You are viewing a plain text version of this content. The canonical link for it is here.
Posted to commits@arrow.apache.org by jo...@apache.org on 2023/04/11 08:14:16 UTC
[arrow] branch main updated: GH-34944: [Python] Fix crash when converting non-sequence object with getitem in pa.array() (#34958)
This is an automated email from the ASF dual-hosted git repository.
jorisvandenbossche pushed a commit to branch main
in repository https://gitbox.apache.org/repos/asf/arrow.git
The following commit(s) were added to refs/heads/main by this push:
new 61b89df503 GH-34944: [Python] Fix crash when converting non-sequence object with getitem in pa.array() (#34958)
61b89df503 is described below
commit 61b89df503c85e892c0b1b4f0d02b08b26f9eae1
Author: Joris Van den Bossche <jo...@gmail.com>
AuthorDate: Tue Apr 11 10:14:05 2023 +0200
GH-34944: [Python] Fix crash when converting non-sequence object with getitem in pa.array() (#34958)
### What changes are included in this PR?

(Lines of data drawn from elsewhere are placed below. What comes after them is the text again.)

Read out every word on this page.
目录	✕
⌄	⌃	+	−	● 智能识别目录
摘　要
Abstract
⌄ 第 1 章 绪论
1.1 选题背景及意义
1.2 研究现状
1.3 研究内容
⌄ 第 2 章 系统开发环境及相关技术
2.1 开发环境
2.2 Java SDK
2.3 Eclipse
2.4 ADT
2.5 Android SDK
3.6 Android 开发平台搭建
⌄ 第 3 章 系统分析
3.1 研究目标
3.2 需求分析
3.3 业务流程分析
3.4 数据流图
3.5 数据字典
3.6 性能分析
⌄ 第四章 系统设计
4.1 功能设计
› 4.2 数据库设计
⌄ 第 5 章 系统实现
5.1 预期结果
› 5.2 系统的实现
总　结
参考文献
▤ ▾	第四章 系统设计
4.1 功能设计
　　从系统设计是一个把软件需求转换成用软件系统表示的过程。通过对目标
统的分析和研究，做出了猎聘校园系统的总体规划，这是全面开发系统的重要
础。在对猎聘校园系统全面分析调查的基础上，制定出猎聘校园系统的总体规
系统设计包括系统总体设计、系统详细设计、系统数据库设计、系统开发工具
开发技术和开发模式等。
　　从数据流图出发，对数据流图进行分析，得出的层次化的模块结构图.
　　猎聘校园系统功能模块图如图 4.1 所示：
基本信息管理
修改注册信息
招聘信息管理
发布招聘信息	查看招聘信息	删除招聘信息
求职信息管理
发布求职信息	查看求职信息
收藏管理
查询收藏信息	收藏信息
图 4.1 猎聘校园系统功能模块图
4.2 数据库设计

Some python objects can pass the `PySequence_Check` without being "proper" sequences with a length, resulting in a subsequent `PySequence_Size` to fail, but we didn't check for python errors there, and so failed to properly raise this as a python exception.
* Closes: #34944
Authored-by: Joris Van den Bossche <jo...@gmail.com>
Signed-off-by: Joris Van den Bossche <jo...@gmail.com>
---
python/pyarrow/src/arrow/python/python_to_arrow.cc | 1 +
python/pyarrow/tests/test_convert_builtin.py | 12 ++++++++++++
2 files changed, 13 insertions(+)
diff --git a/python/pyarrow/src/arrow/python/python_to_arrow.cc b/python/pyarrow/src/arrow/python/python_to_arrow.cc
index 9e7f07ef81..2bb6a6f459 100644
--- a/python/pyarrow/src/arrow/python/python_to_arrow.cc
+++ b/python/pyarrow/src/arrow/python/python_to_arrow.cc
@@ -1099,6 +1099,7 @@ Status ConvertToSequenceAndInferSize(PyObject* obj, PyObject** seq, int64_t* siz
if (PySequence_Check(obj)) {
// obj is already a sequence
int64_t real_size = static_cast<int64_t>(PySequence_Size(obj));
+ RETURN_IF_PYERROR();
if (*size < 0) {
*size = real_size;
} else {
diff --git a/python/pyarrow/tests/test_convert_builtin.py b/python/pyarrow/tests/test_convert_builtin.py
index b4ca93ee25..587b4c44d2 100644
--- a/python/pyarrow/tests/test_convert_builtin.py
+++ b/python/pyarrow/tests/test_convert_builtin.py
@@ -133,6 +133,18 @@ def test_failing_iterator():
pa.array((1 // 0 for x in range(10)), size=10)
+class ObjectWithOnlyGetitem:
+ def __getitem__(self, key):
+ return 3
+
+
+def test_object_with_getitem():
+ # https://github.com/apache/arrow/issues/34944
+ # considered as sequence because of __getitem__, but has no length
+ with pytest.raises(TypeError, match="has no len()"):
+ pa.array(ObjectWithOnlyGetitem())
+
+
def _as_list(xs):
return xs